IFAST Corp. reported Monday its fourth quarter net profit rose 5.5 percent on-year to S$7.2 million on stronger growth in Singapore, Hong Kong and Malaysia, even as expenses rose.
Revenue for the three months ended 31 December increased 13.9 percent on-year to S$54.55 million, the wealth management platform said in a filing to SGX.
Despite negative market sentiment in the fourth quarter, the group’s assets under administration (AUA) increased to S$19 billion at end-December, up 31.5 percent on-year, iFAST said.
In the fourth quarter, net inflows of client assets were S$760 million, boosting 2021’s net inflows to S$3.75 billion, iFAST said.
Total operating expenses increased 11.6 percent on-year in the fourth quarter to S$19.65 million on efforts to improve platform capabilities, including improving investment product offerings and services, and to scale up the business, iFAST said.
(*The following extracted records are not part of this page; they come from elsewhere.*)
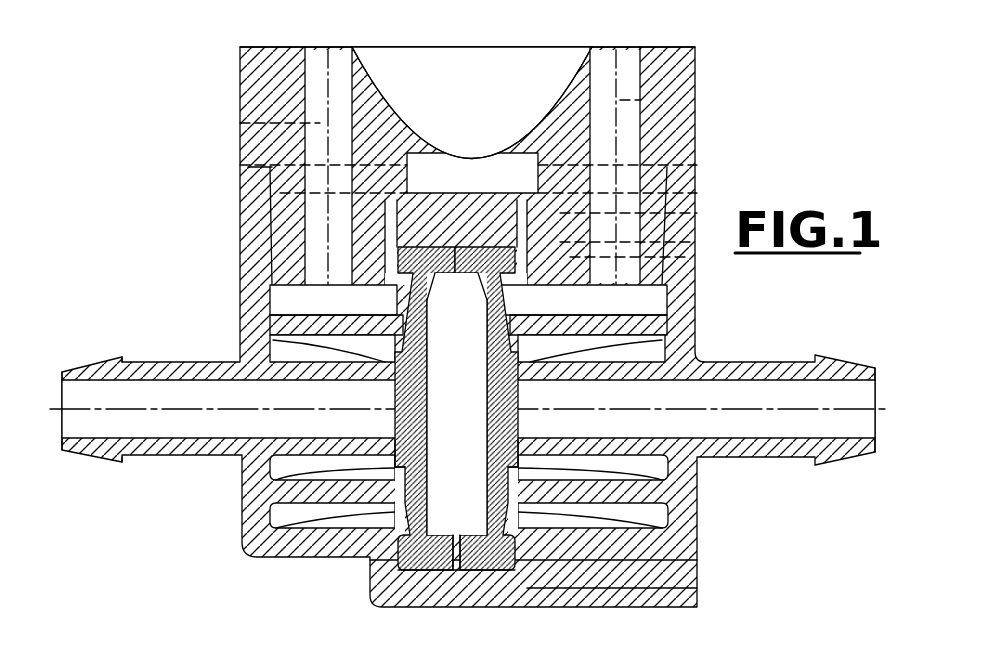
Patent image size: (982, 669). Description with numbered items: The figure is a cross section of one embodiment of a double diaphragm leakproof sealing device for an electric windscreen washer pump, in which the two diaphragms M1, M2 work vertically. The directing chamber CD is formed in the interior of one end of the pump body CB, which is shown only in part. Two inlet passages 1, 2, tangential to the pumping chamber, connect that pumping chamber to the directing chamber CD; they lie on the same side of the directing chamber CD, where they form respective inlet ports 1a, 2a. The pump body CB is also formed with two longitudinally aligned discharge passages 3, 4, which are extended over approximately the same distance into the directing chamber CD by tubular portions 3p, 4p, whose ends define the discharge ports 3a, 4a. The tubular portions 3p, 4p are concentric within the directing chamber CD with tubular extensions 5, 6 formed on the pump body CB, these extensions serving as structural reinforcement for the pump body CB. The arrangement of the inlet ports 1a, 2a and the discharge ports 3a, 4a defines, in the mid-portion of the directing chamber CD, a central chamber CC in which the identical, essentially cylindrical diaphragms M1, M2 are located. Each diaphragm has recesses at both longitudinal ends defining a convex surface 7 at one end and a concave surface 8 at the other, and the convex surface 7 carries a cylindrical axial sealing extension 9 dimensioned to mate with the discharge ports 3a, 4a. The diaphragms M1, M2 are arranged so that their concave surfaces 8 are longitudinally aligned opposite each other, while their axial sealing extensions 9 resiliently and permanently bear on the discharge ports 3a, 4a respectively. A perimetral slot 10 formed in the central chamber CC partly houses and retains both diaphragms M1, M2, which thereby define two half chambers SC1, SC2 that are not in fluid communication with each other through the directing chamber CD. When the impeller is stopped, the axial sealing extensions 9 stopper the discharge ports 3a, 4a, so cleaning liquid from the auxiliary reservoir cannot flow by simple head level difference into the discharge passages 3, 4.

The inlet passage 1 is at (240, 130).
The inlet port 1a is at (272, 245).
The inlet passage 2 is at (693, 86).
The inlet port 2a is at (666, 216).
The discharge passage 3 is at (512, 60).
The discharge port 3a is at (665, 345).
The tubular portion 3p is at (630, 470).
The discharge passage 4 is at (150, 362).
The discharge port 4a is at (275, 340).
The tubular portion 4p is at (242, 483).
The tubular extension 5 is at (700, 298).
The tubular extension 6 is at (272, 320).
The convex surface 7 is at (378, 575).
The concave surface 8 is at (400, 252).
The axial sealing extension 9 is at (242, 520).
The perimetral slot 10 is at (468, 570).
The pump body CB is at (762, 139).
The central chamber CC is at (448, 520).
The directing chamber CD is at (668, 500).
The diaphragm M1 is at (497, 560).
The diaphragm M2 is at (370, 525).
The half chamber SC1 is at (620, 518).
The half chamber SC2 is at (300, 518).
IFAST proposed a final dividend of 1.40 Singapore cents, up 40 percent on-year from 1.0 Singapore cent. That brought the total dividend to 4.80 Singapore cents for 2021, up 45.5 percent from 3.30 Singapore cents in 2020, the filing said.
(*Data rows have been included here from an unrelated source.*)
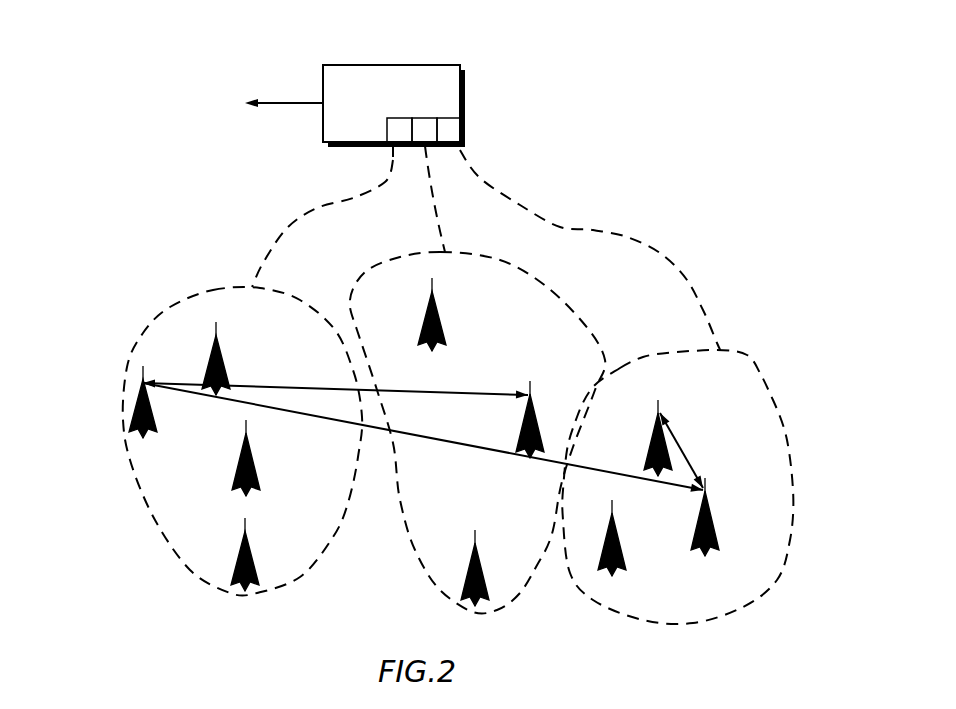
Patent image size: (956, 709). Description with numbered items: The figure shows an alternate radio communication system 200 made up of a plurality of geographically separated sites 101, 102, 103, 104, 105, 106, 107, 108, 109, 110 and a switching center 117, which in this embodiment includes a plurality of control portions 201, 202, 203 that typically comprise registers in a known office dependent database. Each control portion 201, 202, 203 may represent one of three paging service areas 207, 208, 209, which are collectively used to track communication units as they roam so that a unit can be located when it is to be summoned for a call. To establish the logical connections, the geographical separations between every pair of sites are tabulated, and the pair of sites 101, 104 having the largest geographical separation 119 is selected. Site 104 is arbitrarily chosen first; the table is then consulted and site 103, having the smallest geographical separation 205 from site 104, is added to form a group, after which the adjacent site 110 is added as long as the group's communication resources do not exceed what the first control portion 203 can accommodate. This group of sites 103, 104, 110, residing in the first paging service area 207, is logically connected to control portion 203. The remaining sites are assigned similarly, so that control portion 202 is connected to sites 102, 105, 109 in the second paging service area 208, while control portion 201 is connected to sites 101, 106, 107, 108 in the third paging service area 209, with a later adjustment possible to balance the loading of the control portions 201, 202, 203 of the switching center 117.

The site 101 is at (143, 381).
The site 102 is at (435, 290).
The site 103 is at (661, 413).
The site 104 is at (708, 487).
The site 105 is at (478, 546).
The site 106 is at (216, 332).
The site 107 is at (247, 434).
The site 108 is at (245, 520).
The site 109 is at (529, 396).
The site 110 is at (614, 503).
The switching center 117 is at (460, 68).
The geographical separation 119 is at (453, 443).
The radio communication system 200 is at (724, 209).
The control portion 201 is at (389, 123).
The control portion 202 is at (421, 117).
The control portion 203 is at (465, 127).
The geographical separation 205 is at (680, 440).
The first paging service area 207 is at (748, 354).
The second paging service area 208 is at (560, 295).
The third paging service area 209 is at (213, 290).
For the full year, iFAST reported net profit climbed 44.8 percent on-year to S$30.63 million, on revenue of S$216.20 million, up 27.2 percent on-year.
In its outlook, iFAST said it would focus on executing its four-year plan, including accelerating Hong Kong business growth and adding digital banking and other capabilities to its platform.
In January, iFAST said it entered a deal to acquire 85 percent of U.K.-based BFC Bank in a move to add a digital bank to the platform. But it noted the acquisition is expected to post initial start-up losses.
“iFAST Corp. expects its overall business to achieve robust growth in both revenue and profitability between 2021 and 2025, with Hong Kong’s ePension division expected to be the biggest driver from 2023,” the filing said.